Note: This repository is an educational project and is not intended for production database deployments. Any SQL examples that modify data are clearly labeled and should only be executed in controlled learning environments.
This repository is a static documentation and learning resource. It does not include:
- Live database connections
- Authentication systems
- API keys or credentials
- User data or personally identifiable information (PII)
- Backend services or deployable code
However, the following practices are enforced to maintain trust and integrity for all users, recruiters, and collaborators who reference this handbook.
Even for a documentation-first repository, the following are considered valid security concerns:
| Issue Type | Example |
|---|---|
| Hardcoded credentials | API keys, passwords, or tokens accidentally committed |
| Malicious scripts | Any .sh, .py, or embedded script with unintended behavior |
| Dependency vulnerabilities | If future tooling (e.g., MkDocs, Jupyter) is added |
| Misleading or harmful SQL | Queries designed to cause unintended destructive behavior |
| Sensitive data leakage | Accidentally committed personal data, even in sample CSVs |
If you discover a security issue in this repository, please do not open a public GitHub Issue.
Instead, report it privately via:
- Email: theammarngp@gmail.com
- GitHub: @theammarngp-makes
- Subject line:
[SECURITY] SQL Engineering Handbook — <brief description>
- A clear description of the issue
- Steps to reproduce (if applicable)
- File path(s) affected
- Potential impact or risk
| Step | Timeline |
|---|---|
| Acknowledgement of report | Within 48 hours |
| Initial assessment | Within 5 business days |
| Resolution or workaround | Within 14 days (depending on severity) |
| Public disclosure (if applicable) | After fix is confirmed |
The SQL examples in this repository follow these principles:
- No real data: All datasets use fictional employee, department, and location records
- No destructive queries by default:
DROP,TRUNCATE, andDELETEexamples are clearly labeled and scoped - Schema transparency: The full three-table schema is documented in
00_Resources/so readers understand the exact data model behind every query - No credential exposure: Connection strings, database URIs, and environment variables are never included
- SQL injection awareness: Parameterized queries are recommended whenever SQL is adapted for real-world applications
This is a living documentation project. Only the latest version on the main branch is actively maintained and considered current.

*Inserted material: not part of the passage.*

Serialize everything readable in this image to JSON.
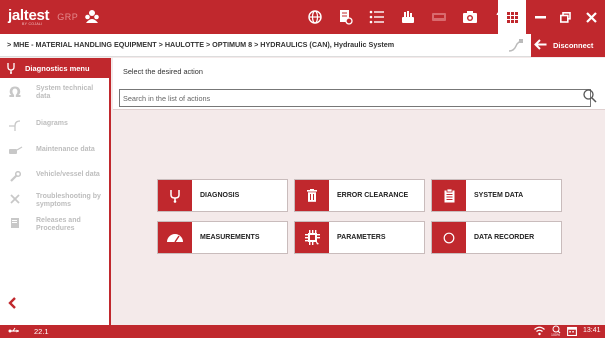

| Version / Branch | Supported |
|---|---|
main (latest) |
✅ Yes |
| Older commits / forks | ❌ Not actively maintained |
Security reports are taken seriously regardless of severity. Responsible disclosures will be credited in the repository's README.md under an Acknowledgements section (with reporter's permission).
Thank you for helping keep the SQL Engineering Handbook safe, trustworthy, and welcoming for learners and contributors worldwide.